Vejamos agora como esse cruzamento de
perspectivas pode nos ajudar a entender a atual crise democrática
brasileira, a maior desde a redemocratização.
Um dos
elementos mais importantes da política brasileira nos últimos anos foi o
surgimento de uma política da indignação sustentada pelas redes
sociais. O papel dessa política de indignação nas manifestações de 2013 e
na luta pelo impeachment é evidente, mas ela é fundamental para
entender como a Lava Jato funcionou desde 2014: foi por meio das
mobilizações nas redes sociais que o sistema político mediu o grau de
insatisfação popular contra as diversas tentativas de interromper as
investigações.
Mas desses três processos – junho de
2013, as passeatas da Paulista, a mobilização pela Lava Jato – só um foi
claramente bem-sucedido: Dilma Rousseff caiu. As manifestações de 2013
tiveram efeitos políticos modestíssimos, e a Lava Jato vem sofrendo
derrotas cada vez mais frequentes desde o impeachment.

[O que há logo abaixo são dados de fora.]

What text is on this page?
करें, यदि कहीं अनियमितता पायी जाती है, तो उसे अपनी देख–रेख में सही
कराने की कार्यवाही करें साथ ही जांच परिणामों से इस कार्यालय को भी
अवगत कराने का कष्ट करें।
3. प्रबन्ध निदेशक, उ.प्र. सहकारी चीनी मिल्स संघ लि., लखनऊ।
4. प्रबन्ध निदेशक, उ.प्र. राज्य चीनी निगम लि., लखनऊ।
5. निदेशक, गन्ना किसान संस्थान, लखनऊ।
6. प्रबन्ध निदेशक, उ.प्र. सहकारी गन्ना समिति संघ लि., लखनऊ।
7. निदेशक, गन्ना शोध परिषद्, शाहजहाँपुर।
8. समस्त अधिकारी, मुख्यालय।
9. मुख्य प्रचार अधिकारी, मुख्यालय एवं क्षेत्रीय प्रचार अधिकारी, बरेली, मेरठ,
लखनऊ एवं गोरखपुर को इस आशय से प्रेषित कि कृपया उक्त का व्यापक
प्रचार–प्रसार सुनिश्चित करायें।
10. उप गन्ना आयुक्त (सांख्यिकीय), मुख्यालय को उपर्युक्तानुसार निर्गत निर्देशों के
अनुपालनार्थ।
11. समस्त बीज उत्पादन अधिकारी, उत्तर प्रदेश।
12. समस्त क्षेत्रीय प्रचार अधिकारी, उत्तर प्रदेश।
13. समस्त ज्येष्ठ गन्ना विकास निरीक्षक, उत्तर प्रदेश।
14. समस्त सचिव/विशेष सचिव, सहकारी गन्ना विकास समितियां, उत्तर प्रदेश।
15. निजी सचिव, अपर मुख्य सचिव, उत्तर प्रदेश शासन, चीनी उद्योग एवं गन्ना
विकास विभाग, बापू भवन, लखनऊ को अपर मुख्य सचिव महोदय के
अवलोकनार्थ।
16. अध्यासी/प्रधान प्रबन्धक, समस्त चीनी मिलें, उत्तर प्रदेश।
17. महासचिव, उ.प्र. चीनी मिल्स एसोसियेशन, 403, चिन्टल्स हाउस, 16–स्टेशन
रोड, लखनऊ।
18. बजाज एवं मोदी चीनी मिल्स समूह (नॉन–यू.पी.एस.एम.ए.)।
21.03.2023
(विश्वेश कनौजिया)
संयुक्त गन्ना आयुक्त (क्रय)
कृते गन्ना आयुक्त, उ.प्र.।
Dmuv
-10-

O que isso nos diz sobre o tipo de
política das redes sociais que preocupa tanto Levitsky e Ziblatt quanto
Runciman? A experiência brasileira é clara: a política das redes só foi
eficaz quando teve um ponto de entrada na luta política tradicional.
Saudada como “refundação da república”
pelos mais exaltados no momento em que aconteceram, as manifestações de
2013 perderam prestígio. A direita perdeu o interesse quando teve seu
próprio 2013, as manifestações pelo impeachment. E, na esquerda
institucional, a interpretação dominante tornou-se algo mais ou menos
assim: voluntária ou involuntariamente, talvez (nas interpretações mais
doidonas) com participação estrangeira, as manifestações de 2013
ajudaram a criar uma onda conservadora que deu origem ao impeachment (ou
golpe) de 2016. O culto a “Junho” sobrevive, entretanto, no PSOL, na
Rede Sustentabilidade, entre os anarquistas e na esquerda universitária.

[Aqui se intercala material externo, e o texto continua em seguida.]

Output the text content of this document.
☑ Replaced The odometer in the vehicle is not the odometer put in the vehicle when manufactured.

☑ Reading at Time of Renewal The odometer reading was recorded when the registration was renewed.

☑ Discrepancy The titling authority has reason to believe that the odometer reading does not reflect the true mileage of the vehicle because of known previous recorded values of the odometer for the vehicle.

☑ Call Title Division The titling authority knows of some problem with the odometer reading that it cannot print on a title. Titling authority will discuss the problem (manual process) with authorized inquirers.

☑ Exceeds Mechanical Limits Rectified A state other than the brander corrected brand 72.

Mas as manifestações foram simplesmente
espetaculares. As grandes cidades brasileiras pararam. Foi,
provavelmente, a maior onda de manifestações da história do Brasil.

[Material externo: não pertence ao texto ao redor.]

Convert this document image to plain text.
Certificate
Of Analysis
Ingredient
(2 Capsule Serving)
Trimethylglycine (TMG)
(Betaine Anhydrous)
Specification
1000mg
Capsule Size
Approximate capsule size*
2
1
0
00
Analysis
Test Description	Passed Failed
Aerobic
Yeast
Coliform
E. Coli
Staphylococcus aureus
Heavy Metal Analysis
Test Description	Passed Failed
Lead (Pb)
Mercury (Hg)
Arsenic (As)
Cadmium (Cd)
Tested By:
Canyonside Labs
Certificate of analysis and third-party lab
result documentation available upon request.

Subitamente, pequenos grupos da esquerda não lulista (o Movimento Passe
Livre, os coletivos anarquistas, os black blocs) pautavam a vida
nacional. O efeito de espetáculo dos carros queimados gerou evidente
fascínio, ao mesmo tempo que todos manifestavam seu repúdio à violência.
O aumento da tarifa de ônibus foi cancelado, e todos nos familiarizamos
com personagens como Sininho, Game Over, Pablo Capilé e a economia dos
“cubo cards”.
E, entretanto, Junho não deixou nenhum
legado institucional. Não teve nenhuma influência sobre a eleição
presidencial seguinte, vencida pela situa-ção. Nenhum dos líderes do
movimento teve uma carreira de sucesso. Poucos anos depois de termos
discutido a sério ônibus de graça para todo mundo, estávamos debatendo
que escolas fechar porque o dinheiro acabou.
Nenhum movimento ou partido foi fundado a
partir de Junho de 2013. O partido que mais se aproximou do espírito de
Junho foi a Rede Sustentabilidade, de Marina Silva, legenda que até
hoje enfrenta seríssimas dificuldades para se consolidar. A Rede
Sustentabilidade, aliás, apresenta diversos problemas que Runciman
identifica em movimentos como o En Marche! (e no Facebook): tem alta
horizontalidade, mas, ao mesmo tempo, é o brinquedo de Marina Silva,
como o En Marche! é de Macron. Entre os dissidentes da Rede, são comuns
reclamações sobre a concentração de poder em torno do círculo de Marina
(no qual só ela tem peso eleitoral). Nenhum partido tem mais a cara de
“Junho” do que a Rede Sustentabilidade, e a Rede não conseguiu se
consolidar. Seria culpa de Junho?
Talvez seja, ao menos em parte. A baixa
tolerância à frustração, identificada por Runciman na política das redes
sociais, pode ter contribuído para evitar que Junho de 2013 tenha
deixado legados políticos consistentes. O “não me representam” pode não
ter sido apenas uma crítica à classe política realmente existente, mas
um desafio à própria ideia de representação, uma falta de tolerância ao
tempo lento do compromisso. A Rede Sustentabilidade vem demonstrando
grande dificuldade em fazer alianças, e mesmo críticos simpáticos ao
partido (como eu) se preocupam com a estratégia que a Rede adotaria para
montar uma maioria parlamentar se Marina vencesse a eleição
presidencial. Há algo de narcisista nesse purismo, como há algo de
narcisista na política das redes sociais.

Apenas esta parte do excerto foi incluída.